La Nazionale Italiana Femminile di Futsal è nata nel gennaio 2015 per volere della FIGC e con il supporto della Divisione Calcio a cinque. Le Azzurre sono allenate dal tecnico della Nazionale maschile Campione d’Europa Sig. Roberto Menichelli. A Giugno sono state giocate, a Roma, con grande successo le prime due amichevoli contro la Nazionale dell’Ungheria. Le partite, che hanno visto la Nazionale Italiana vincitrice in entrambi i match, sono state trasformate in un grande evento mediatico chiamato “La notte magica”. Ma dopo l’emozione vissuta nella sede storica del Foro Italico, i riflettori si sono spenti. Le ragazze sono giovani, sono forti, stanno facendo la storia e la stampa nazionale, non dico le ignori totalmente ma quasi.

L’Italia è il Paese del calcio. La serie A maschile italiana è il luogo dato alla declinazione di miliardi di euro, è il parco giochi dei ricchi e dei potenti, è il sogno di quasi tutti i bambini. La femminile no: non lo è la serie A di calcio femminile e non lo è certamente quella di calcio a 5. Eppure, io subisco molto il loro fascino e quello della loro determinazione.

Queste ragazze sono cresciute giocando sotto casa, sognando di diventare “calciatori” di guadagnare correndo dietro a un pallone. Queste ragazze sono diventate donne e hanno realizzato il loro sogno: sono calciatrici. Non è semplice passare la vita a sognare di ricoprire un ruolo che socialmente è definito maschile. Non è facile, come non lo è in principio essere una donna in un mondo di uomini. Cosa succede se poi una volta raggiunto il traguardo, arrivata in vetta al Mondo, forte di chi sei e felice di esserlo, il resto del Mondo ti ignora ancora una volta perché sei una donna?
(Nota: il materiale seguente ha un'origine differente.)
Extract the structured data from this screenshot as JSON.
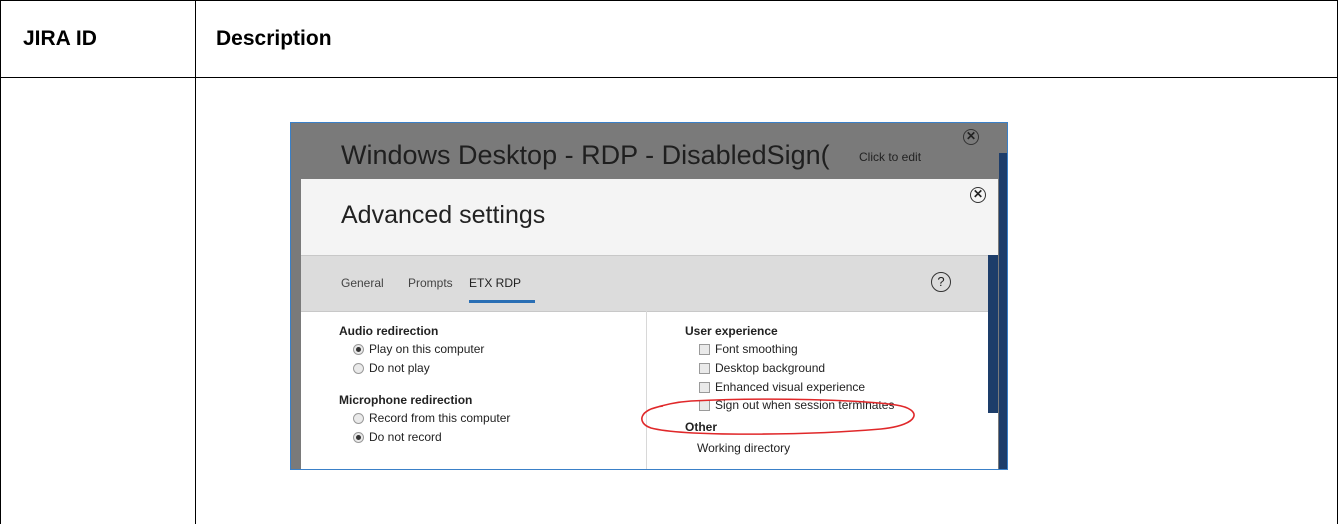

Il bello del web è che è democratico e il bello della democrazia è che tutti siamo liberi di diventare chi vogliamo, Eppure, ancora una volta, mi sento tradita dalla stampa – strumento democratico – in quanto donna.

Alla mia Nazionale, quella dello sport che seguo e che amo, non è dato il valore e lo spazio che merita perché evidentemente non fa notizia (o forse perché a Selviaggia Lucarelli non piace? Scherzo!).

Le ragazze della Nazionale in questi giorni sono in Ucraina e per la prima volta, giocheranno contro un’altra Nazionale fuori casa. Non importa però se sei lì che fai la Storia, non importa se oggi esci dal tuo Paese e vai a rappresentarlo su un campo, giocando contro un’altra Nazione in modo amichevole. Non importa. Perché sei una donna e perché, in questo clima, con gli altri Paesi vogliamo solo allearci o invaderli.

Però io, nel mio piccolo, voglio ringraziare le ragazze della Nazionale Italiana di Futsal perché oggi loro, per me, fanno la Storia, oggi sono loro le mie fiere rappresentanti.